The oci8 extension provides you with 3 different functions for connecting to Oracle. It is up to you to use the most appropriate function for your application, and the information in this section is intended to help you make an informed choice.
Connecting to an Oracle server is a reasonably expensive operation, in terms of the time that it takes to complete. The oci_pconnect() function uses a persistent cache of connections that can be re-used across different script requests. This means that you will typically only incur the connection overhead once per php process (or apache child).
If your application connects to Oracle using a different set of credentials for each web user, the persistent cache employed by oci_pconnect() will become less useful as the number of concurrent users increases, to the point where it may start to adversely affect the overall performance of your Oracle server due to maintaining too many idle connections. If your application is structured in this way, it is recommended that you either tune your application using the oci8.max_persistent and oci8.persistent_timeout configuration settings (these will give you control over the persistent connection cache size and lifetime) or use oci_connect() instead.

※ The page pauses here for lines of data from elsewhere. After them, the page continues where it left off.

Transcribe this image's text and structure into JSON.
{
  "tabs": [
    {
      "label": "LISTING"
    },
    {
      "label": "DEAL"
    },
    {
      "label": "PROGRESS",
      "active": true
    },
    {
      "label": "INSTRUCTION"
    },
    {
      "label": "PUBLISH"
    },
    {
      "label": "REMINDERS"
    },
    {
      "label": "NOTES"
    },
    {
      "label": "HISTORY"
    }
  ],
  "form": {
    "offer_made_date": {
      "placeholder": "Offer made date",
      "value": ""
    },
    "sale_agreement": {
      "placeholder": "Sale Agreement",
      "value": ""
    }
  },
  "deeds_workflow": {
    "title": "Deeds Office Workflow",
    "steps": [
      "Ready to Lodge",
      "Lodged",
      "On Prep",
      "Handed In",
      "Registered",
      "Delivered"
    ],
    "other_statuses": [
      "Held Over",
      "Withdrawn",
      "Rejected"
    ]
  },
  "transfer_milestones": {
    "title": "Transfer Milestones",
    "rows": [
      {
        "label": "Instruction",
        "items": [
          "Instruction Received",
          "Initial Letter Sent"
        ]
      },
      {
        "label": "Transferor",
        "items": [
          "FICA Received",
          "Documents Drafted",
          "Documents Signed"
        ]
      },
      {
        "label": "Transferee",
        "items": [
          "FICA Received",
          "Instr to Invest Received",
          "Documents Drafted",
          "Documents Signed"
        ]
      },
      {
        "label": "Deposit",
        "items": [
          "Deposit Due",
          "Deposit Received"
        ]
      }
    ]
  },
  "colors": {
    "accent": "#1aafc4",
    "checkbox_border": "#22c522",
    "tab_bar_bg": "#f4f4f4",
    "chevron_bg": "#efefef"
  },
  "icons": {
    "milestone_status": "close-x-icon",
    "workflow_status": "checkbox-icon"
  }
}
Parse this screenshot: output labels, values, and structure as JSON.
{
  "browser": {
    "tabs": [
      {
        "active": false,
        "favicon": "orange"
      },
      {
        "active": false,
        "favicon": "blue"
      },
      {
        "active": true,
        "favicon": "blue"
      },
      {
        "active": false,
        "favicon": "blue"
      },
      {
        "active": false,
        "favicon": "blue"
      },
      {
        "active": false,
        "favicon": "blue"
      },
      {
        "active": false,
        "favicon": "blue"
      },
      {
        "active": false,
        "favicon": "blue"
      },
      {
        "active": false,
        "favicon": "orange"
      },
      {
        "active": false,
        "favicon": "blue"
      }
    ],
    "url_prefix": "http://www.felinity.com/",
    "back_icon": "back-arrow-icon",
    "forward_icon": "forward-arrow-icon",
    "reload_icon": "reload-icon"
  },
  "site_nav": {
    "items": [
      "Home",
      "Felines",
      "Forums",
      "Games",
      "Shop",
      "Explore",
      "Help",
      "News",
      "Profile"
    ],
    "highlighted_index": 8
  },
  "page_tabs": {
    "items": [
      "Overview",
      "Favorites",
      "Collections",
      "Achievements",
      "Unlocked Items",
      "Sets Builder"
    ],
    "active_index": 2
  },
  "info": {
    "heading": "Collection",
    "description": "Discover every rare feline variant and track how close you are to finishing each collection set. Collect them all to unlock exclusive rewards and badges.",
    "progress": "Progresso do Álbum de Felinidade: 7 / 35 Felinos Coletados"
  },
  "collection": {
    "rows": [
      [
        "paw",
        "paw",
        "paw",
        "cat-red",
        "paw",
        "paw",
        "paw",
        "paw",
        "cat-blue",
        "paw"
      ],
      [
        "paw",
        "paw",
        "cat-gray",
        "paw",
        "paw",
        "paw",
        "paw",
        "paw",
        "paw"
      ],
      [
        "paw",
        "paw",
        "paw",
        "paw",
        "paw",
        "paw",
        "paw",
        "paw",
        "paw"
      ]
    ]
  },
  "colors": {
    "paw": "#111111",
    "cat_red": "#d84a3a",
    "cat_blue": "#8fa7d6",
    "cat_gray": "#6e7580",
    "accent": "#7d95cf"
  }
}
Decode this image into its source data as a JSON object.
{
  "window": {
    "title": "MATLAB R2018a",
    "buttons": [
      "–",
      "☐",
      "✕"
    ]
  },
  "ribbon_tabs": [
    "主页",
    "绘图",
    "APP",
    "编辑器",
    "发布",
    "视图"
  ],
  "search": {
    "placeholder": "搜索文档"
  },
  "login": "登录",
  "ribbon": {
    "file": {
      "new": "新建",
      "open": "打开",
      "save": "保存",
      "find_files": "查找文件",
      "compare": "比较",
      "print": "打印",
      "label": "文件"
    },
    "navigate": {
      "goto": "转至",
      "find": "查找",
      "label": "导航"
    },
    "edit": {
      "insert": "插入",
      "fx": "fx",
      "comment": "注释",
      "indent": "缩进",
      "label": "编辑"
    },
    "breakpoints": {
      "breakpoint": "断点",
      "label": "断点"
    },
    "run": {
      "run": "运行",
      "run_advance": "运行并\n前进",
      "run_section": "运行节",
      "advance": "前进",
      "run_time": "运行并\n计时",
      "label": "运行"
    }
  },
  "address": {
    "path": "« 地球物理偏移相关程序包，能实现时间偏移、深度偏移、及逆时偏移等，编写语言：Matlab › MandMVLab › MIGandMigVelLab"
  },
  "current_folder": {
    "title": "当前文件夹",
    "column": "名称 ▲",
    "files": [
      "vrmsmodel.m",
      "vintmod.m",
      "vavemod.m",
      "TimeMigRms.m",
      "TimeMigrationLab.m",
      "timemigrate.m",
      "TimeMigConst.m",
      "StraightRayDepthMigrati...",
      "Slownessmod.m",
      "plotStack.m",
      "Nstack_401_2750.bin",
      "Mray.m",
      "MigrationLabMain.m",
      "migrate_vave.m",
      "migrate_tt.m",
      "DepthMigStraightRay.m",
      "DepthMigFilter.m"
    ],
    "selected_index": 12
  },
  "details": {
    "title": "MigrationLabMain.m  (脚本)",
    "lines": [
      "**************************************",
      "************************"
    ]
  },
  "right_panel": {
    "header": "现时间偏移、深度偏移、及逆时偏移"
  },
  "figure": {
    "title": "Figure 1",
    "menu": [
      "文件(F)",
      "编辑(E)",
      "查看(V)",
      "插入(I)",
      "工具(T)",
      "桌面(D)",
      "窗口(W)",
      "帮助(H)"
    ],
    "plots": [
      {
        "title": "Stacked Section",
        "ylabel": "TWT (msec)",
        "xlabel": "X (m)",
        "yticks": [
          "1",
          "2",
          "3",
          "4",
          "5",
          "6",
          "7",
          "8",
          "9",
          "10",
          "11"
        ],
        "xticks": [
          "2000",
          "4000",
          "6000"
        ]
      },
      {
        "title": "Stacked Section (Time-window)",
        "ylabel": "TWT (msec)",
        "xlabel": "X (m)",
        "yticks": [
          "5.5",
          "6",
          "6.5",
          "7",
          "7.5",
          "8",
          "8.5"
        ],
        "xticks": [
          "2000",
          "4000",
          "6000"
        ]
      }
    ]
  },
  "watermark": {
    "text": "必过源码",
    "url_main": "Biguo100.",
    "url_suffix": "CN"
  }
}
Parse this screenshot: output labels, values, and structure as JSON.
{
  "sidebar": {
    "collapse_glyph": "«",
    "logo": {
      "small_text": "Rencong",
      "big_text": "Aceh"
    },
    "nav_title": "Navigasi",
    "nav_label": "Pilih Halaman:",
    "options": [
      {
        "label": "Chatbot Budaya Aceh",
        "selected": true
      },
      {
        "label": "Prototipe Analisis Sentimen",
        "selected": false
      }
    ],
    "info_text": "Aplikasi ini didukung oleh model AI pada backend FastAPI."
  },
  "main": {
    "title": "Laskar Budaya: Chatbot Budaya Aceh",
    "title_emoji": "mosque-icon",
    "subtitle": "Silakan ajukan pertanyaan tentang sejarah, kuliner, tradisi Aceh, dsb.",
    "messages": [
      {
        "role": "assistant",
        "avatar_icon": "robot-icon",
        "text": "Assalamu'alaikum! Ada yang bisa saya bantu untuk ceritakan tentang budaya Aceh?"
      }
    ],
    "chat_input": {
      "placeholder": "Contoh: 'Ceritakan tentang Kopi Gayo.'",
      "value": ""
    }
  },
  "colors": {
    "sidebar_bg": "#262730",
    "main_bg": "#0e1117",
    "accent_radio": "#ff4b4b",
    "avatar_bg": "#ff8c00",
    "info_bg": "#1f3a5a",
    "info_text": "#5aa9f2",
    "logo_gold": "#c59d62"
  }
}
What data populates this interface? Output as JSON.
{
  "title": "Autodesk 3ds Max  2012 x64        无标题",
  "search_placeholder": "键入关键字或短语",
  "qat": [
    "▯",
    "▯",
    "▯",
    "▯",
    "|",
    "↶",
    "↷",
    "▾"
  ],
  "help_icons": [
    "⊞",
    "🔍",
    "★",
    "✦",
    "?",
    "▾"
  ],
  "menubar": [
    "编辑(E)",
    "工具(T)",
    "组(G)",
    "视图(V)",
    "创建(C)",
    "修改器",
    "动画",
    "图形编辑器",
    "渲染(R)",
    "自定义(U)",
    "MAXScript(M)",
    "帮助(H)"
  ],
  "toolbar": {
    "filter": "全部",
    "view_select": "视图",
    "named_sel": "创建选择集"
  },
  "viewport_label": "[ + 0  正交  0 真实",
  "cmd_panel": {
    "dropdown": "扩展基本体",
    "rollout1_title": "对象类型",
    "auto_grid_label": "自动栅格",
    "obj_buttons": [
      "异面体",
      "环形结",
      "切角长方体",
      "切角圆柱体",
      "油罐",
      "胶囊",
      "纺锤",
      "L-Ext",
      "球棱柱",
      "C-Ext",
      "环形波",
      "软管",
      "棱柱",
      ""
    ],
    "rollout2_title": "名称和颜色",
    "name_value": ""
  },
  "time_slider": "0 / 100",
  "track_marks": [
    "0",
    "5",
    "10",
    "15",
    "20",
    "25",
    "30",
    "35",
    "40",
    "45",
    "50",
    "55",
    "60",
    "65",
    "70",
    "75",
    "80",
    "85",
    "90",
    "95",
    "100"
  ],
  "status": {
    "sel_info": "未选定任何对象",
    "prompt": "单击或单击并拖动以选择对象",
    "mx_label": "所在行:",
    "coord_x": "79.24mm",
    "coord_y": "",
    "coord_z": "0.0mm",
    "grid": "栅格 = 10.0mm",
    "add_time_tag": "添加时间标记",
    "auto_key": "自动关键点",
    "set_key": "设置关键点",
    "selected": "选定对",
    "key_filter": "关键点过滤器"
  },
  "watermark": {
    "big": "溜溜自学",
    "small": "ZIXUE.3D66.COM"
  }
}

Both oci_connect() and oci_pconnect() employ a connection cache; if you make multiple calls to oci_connect(), using the same parameters, in a given script, the second and subsequent calls return the existing connection handle. The cache used by oci_connect() is cleaned up at the end of the script run, or when you explicitly close the connection handle. oci_pconnect() has similar behaviour, although its cache is maintained separately and survives between requests.
This caching feature is important to remember, because it gives the appearance that the two handles are not transactionally isolated (they are in fact the same connection handle, so there is no isolation of any kind). If your application needs two separate, transactionally isolated connections, you should use oci_new_connect().
oci_new_connect() always creates a new connection to the Oracle server, regardless of what other connections might already exist. High traffic web applications should try to avoid using oci_new_connect(), especially in the busiest sections of the application.